Published online Dec 28, 2014. doi: 10.4329/wjr.v6.i12.895
Revised: October 16, 2014
Accepted: October 28, 2014
Published online: December 28, 2014
Processing time: 214 Days and 19.3 Hours
This short review examines the most recent functional studies of the topographic organization of the human corpus callosum, the main interhemispheric commissure. After a brief description of its anatomy, development, microstructure, and function, it examines and discusses the latest findings obtained using diffusion tensor imaging (DTI) and tractography (DTT) and functional magnetic resonance imaging (fMRI), three recently developed imaging techniques that have significantly expanded and refined our knowledge of the commissure. While DTI and DTT have been providing insights into its microstructure, integrity and level of myelination, fMRI has been the key technique in documenting the activation of white matter fibers, particularly in the corpus callosum. By combining DTT and fMRI it has been possible to describe the trajectory of the callosal fibers interconnecting the primary olfactory, gustatory, motor, somatic sensory, auditory and visual cortices at sites where the activation elicited by peripheral stimulation was detected by fMRI. These studies have demonstrated the presence of callosal fiber tracts that cross the commissure at the level of the genu, body, and splenium, at sites showing fMRI activation. Altogether such findings lend further support to the notion that the corpus callosum displays a functional topographic organization that can be explored with fMRI.
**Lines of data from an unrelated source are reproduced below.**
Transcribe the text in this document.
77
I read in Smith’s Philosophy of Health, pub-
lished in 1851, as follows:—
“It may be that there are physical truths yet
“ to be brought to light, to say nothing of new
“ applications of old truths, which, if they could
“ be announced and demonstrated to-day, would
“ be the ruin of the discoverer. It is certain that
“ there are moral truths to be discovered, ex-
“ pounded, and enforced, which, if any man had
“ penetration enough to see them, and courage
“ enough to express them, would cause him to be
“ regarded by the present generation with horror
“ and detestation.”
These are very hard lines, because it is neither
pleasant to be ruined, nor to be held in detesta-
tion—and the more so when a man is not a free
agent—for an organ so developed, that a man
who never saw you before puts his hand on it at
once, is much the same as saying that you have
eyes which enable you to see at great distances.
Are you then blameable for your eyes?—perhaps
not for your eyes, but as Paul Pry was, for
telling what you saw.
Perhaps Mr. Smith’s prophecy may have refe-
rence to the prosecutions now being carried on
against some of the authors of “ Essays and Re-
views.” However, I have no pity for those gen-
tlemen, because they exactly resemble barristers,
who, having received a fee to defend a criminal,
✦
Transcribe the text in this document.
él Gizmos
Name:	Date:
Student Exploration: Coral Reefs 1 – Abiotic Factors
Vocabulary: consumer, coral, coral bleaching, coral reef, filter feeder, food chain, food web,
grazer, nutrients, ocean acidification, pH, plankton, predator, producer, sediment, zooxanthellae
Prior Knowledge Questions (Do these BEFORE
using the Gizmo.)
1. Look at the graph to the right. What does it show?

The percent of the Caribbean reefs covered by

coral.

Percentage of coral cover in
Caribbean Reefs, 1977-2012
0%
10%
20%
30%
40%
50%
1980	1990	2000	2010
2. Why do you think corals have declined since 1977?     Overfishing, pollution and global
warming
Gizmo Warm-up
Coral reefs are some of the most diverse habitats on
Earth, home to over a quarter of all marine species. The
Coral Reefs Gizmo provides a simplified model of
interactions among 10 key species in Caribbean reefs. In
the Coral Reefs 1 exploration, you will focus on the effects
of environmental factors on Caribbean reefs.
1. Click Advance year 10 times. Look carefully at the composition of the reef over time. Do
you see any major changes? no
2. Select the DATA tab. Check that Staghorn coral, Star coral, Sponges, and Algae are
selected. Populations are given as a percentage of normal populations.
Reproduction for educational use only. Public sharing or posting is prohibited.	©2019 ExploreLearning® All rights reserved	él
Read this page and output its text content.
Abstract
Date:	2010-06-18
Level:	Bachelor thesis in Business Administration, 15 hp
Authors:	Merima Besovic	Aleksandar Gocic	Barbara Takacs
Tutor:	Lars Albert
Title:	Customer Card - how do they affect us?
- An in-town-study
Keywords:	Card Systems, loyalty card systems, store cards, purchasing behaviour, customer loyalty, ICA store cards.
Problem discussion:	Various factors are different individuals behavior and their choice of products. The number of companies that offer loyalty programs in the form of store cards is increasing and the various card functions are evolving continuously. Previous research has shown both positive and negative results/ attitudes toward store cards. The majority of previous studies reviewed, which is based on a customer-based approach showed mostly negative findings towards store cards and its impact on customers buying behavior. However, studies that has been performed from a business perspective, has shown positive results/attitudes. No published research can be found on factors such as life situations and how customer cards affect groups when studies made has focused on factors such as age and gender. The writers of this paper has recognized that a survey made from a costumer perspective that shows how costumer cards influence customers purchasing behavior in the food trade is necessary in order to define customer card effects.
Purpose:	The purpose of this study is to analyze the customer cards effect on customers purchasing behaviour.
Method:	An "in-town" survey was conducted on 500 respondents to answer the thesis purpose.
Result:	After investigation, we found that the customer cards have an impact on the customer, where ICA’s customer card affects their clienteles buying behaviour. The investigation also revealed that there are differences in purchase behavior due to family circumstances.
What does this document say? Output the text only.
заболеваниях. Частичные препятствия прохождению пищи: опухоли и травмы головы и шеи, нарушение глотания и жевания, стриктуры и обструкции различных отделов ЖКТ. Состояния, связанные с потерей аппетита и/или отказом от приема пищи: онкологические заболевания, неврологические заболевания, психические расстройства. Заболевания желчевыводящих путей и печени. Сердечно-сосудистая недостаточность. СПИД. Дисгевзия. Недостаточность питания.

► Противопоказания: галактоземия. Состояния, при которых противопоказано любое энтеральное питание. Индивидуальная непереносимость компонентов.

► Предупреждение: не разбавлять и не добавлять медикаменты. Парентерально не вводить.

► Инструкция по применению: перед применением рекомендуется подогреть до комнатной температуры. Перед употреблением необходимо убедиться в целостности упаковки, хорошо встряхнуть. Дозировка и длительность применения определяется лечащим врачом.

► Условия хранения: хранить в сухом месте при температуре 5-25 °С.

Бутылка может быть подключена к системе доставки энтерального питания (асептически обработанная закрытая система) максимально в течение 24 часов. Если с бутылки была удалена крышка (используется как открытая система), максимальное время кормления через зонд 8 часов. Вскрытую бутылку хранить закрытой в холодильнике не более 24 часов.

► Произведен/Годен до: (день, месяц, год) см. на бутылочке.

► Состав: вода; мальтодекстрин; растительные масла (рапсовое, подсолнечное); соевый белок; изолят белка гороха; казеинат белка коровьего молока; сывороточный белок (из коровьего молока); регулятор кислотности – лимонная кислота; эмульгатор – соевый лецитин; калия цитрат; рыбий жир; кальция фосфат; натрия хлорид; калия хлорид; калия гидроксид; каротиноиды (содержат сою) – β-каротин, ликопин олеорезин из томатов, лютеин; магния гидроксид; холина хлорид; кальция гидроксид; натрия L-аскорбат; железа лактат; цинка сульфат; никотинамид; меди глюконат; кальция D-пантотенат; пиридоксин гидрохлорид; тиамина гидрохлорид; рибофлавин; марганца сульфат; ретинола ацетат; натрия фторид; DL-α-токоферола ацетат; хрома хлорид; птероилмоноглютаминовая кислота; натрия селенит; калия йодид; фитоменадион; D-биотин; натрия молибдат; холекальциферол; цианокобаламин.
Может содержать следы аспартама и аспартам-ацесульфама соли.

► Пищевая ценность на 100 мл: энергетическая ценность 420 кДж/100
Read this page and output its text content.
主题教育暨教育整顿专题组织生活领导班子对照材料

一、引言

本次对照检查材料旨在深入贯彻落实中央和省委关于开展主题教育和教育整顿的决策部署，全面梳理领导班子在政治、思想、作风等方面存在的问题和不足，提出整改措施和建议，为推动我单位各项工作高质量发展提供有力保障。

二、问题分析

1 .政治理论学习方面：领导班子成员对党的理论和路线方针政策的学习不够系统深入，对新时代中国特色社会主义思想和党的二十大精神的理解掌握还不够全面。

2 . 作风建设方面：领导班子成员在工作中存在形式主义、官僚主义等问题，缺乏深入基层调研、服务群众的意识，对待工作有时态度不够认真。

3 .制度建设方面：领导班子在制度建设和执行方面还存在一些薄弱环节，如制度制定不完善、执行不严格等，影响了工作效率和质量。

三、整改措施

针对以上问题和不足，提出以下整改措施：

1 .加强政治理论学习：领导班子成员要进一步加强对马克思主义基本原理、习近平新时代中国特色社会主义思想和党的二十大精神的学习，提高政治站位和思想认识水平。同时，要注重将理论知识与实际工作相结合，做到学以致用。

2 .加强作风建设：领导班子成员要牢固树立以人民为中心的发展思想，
Core tip: A combined approach using diffusion tensor imaging and tractography, two recently developed imaging techniques, and functional magnetic resonance imaging (fMRI) has enabled detection of fMRI activation evoked by specific sensory or motor tasks in the corpus callosum, and reconstruction of the trajectory of the commissural fibers interconnecting primary cortical areas activated by the same tasks. These findings confirm that the corpus callosum has a functional topographic organization and that fMRI may be used to explore it.